Aynı akşam Saat 22.22.35 Kırıkkale Belediye Başkanı, Mustafa Çelik'i arıyor. 44 saniye sürüyor. Veli Korkmaz, Çelik'e üstadım diyor. İkisi mal götürme konusunda ciddi bir işbirliği yapıyor. Veli Korkmaz, acele bana sabit telefon ver diyor. Sabit telefondan aynı gece arıyor. 113 saniye sürüyor. Mustafa Çelik, Deniz Feneri ile ilgili öğrendi arama kararını İsmail Karahan'a bildiriyor. Soruyorlar savcılıkta işyerlerinde yapılan aramalarda önceden haberdar olduğunuz anlaşılmıştır.

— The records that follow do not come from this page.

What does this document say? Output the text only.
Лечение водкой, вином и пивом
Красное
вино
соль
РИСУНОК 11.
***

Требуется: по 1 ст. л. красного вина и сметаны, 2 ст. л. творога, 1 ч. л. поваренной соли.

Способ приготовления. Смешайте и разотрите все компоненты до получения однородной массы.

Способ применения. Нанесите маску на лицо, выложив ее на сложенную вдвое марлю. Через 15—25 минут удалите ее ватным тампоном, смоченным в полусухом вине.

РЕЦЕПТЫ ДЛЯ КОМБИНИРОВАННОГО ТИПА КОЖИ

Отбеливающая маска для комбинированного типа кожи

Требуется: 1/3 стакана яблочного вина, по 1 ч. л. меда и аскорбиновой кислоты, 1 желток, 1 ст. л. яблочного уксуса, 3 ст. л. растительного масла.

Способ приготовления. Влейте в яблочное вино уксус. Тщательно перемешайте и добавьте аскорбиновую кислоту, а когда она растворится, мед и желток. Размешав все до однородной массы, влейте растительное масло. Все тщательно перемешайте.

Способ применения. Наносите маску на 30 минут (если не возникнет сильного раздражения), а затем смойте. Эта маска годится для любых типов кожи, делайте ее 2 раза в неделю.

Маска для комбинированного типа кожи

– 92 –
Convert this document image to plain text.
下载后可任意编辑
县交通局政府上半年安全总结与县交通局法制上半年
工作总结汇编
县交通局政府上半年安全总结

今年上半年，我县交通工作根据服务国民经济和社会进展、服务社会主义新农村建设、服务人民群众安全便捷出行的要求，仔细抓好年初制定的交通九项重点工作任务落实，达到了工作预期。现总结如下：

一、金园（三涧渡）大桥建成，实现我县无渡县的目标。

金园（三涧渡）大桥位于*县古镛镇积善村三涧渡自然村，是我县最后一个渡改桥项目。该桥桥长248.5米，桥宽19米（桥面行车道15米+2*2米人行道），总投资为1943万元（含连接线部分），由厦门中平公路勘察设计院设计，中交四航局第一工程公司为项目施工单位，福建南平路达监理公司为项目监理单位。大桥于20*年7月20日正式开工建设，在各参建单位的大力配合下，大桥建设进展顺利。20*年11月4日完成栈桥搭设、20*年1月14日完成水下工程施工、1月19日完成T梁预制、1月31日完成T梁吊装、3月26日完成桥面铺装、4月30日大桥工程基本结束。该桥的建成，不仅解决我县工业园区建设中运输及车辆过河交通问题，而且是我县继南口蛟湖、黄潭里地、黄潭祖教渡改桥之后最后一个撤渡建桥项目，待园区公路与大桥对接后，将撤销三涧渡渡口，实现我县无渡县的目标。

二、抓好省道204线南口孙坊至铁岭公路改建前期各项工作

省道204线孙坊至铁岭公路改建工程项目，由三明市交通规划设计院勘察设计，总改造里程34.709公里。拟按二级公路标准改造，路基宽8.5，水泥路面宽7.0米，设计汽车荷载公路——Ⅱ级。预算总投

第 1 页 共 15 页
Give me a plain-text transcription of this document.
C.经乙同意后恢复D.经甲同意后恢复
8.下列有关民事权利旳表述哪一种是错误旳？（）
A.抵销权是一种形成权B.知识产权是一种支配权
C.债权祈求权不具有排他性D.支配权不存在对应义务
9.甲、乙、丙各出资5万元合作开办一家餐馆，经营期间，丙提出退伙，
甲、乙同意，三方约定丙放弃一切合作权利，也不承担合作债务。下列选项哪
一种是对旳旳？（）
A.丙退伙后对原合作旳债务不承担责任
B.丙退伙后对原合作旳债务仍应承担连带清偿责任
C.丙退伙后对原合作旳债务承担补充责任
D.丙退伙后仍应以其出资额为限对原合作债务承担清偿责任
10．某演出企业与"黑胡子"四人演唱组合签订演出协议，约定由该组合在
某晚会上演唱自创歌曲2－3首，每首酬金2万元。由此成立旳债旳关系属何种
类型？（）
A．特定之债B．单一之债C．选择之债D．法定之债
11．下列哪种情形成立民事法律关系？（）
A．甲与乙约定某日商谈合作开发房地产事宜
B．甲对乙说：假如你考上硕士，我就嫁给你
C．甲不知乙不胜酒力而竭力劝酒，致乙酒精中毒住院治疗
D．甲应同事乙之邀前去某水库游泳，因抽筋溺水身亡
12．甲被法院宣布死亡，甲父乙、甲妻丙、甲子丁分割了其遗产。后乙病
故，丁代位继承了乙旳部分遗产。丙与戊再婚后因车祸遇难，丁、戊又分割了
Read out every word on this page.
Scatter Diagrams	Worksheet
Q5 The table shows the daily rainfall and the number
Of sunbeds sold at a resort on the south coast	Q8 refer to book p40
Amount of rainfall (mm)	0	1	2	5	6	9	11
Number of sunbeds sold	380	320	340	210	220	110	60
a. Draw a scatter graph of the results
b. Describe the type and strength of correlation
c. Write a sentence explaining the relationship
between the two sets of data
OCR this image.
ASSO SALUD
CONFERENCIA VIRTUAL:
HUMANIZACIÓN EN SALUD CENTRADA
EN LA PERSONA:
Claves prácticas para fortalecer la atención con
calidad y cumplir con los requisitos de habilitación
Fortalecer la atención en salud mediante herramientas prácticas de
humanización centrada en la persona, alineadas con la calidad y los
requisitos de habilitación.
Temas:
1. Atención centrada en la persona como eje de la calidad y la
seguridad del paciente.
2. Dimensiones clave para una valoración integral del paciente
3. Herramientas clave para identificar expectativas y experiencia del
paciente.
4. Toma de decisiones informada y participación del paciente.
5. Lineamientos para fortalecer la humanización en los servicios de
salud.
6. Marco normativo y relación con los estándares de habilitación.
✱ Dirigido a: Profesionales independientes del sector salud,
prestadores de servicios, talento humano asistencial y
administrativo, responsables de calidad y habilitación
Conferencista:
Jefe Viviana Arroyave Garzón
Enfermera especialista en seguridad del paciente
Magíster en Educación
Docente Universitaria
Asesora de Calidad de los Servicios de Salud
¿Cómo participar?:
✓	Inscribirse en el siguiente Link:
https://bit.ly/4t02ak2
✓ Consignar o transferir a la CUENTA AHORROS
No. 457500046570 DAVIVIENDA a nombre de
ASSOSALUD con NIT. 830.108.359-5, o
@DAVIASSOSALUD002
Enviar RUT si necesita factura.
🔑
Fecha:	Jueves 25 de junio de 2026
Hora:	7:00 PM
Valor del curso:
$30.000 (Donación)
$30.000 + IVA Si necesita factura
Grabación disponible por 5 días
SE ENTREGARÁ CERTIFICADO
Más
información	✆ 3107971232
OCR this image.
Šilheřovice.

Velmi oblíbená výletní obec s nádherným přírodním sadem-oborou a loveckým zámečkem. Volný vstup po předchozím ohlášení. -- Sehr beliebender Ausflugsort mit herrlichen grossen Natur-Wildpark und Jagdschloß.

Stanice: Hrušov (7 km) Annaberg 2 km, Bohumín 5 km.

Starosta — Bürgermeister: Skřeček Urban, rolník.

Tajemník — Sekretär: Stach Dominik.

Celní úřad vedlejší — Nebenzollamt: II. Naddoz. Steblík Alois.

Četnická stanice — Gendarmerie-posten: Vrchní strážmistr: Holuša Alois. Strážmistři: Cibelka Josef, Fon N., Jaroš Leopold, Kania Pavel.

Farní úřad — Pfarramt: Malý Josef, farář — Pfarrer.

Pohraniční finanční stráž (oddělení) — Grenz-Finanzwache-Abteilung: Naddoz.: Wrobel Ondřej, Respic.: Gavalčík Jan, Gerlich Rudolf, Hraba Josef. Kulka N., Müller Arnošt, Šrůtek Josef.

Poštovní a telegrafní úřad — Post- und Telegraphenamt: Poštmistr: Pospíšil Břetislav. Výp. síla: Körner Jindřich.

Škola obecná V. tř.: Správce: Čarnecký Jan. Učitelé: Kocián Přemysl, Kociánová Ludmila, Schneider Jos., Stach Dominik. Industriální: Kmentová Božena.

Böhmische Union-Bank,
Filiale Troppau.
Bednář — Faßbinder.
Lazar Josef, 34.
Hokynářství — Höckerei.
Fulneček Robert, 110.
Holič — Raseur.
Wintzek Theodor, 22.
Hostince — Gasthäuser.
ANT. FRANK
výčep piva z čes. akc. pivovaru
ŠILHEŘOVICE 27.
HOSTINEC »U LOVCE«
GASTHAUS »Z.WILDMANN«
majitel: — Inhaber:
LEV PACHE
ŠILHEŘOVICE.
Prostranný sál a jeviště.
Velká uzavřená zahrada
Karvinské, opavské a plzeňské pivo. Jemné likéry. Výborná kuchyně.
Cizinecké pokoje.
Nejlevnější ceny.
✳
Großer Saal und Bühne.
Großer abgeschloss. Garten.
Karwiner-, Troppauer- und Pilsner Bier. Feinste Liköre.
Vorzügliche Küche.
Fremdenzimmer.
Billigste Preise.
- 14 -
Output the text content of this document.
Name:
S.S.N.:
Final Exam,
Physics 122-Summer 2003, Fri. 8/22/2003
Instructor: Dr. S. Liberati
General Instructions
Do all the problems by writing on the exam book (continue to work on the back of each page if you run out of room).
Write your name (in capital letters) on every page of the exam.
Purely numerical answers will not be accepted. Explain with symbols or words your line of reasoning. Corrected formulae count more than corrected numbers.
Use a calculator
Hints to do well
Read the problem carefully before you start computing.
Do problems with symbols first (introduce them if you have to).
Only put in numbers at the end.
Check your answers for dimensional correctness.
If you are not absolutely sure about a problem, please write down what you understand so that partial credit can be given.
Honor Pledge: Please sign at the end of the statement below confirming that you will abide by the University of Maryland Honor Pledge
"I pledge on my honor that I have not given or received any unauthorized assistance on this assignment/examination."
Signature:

Bu bilgiyi kimden aldınız? İsmail Karahan, İstanbul'daki işyerimizde yapılan aramadan önce Mustafa Çelik beni arayarak, yüz yüze görüşme gelmemiz gerektiğini söylüyor, yüz yüze geldiğimizde bana işyerlerine arama yapılacağını duyduğunu söyledi.

Mustafa Çelik arama yapılacağını söyledikten sonra Zekeriya Bey'e de aynı bilgiyi vermiş. İçişleri Bakanı'nın koruma müdürü gecenin o saatinde İçişleri Bakanlığının özel bürosunda başlayıp İstanbul'da sonlanan saniyelerle, tarihlerle açıkladığımız telefon trafiği ve elde edilen ifadeler. Bu yapı demokrasiye yakışan yapı değil. Bu yapı tüyü bitmemiş yetimin cüzdanına tüy dikmek demektir."
 

"Başbakan, Deniz Feneri'nin bütün adamlarını koruyor"

CHP Genel Başkanı, Başbakan ve Adalet Bakanı'nı da eleştirerek, "Tapeler önümüze geliyor diyordu ya Başbakan. Bir başbakan düşünün Deniz Feneri'nin bütün adamlarını koruyor. Zahit Akman için özel yasa çıkarıyor. Adalet Bakanını düşünün 3 savcıyı görevden alıyor" dedi.
 

"Köstebek Beşir Atalay'dır"

"Köstebek Beşir Atalay'dır" diyen Kılıçdaroğlu, şöyle dedi:

"Bir dava düşünün; Adalet Bakanı'nın görevi savcıları görevden almak, İçişleri Bakanı'nın görevi de arama yapılacağını önceden duyurmak. İnsanda biraz utanma olur. İnsan da biraz ahlak olur. Bu ahlakı sorgulamamız gerekir. Herkesin sorumlusu gerekir. Ben sadece CHP'lilere söylemiyorum. Bu ülkede alın teriyle ekmek kazanan herkese söylüyorum. Kendisi İçişleri Bakanlığı koltuğunda otururken kendi Dernekler Masası'nın verdiği 34 sayfalık raporu n gereğini bugüne kadar niye yapmadı? Kim tuttu elinden? Kim müdahale etti? Bir karanlık dosyayı araladık. Bundan sonra bütün karanlık dosyaları açıklamak için çaba harcayacağız. Gücümüzü halktan alıyoruz. Bizim arkamızda büyük güçler yok. Bir içişleri leri Bakanı arama yapılacağını kimden öğrendi, herhalde Emniyet Genel Müdürlüğünde çalışan polislerden. Kendi özel koruma müdürü bakanlıktan ayrıldı ama koruma müdürü hala yanında, onu ayırmıyor, olur ya başı belaya girerse ya konuşursa. Bütün gerçekleri sizlerle paylaştım."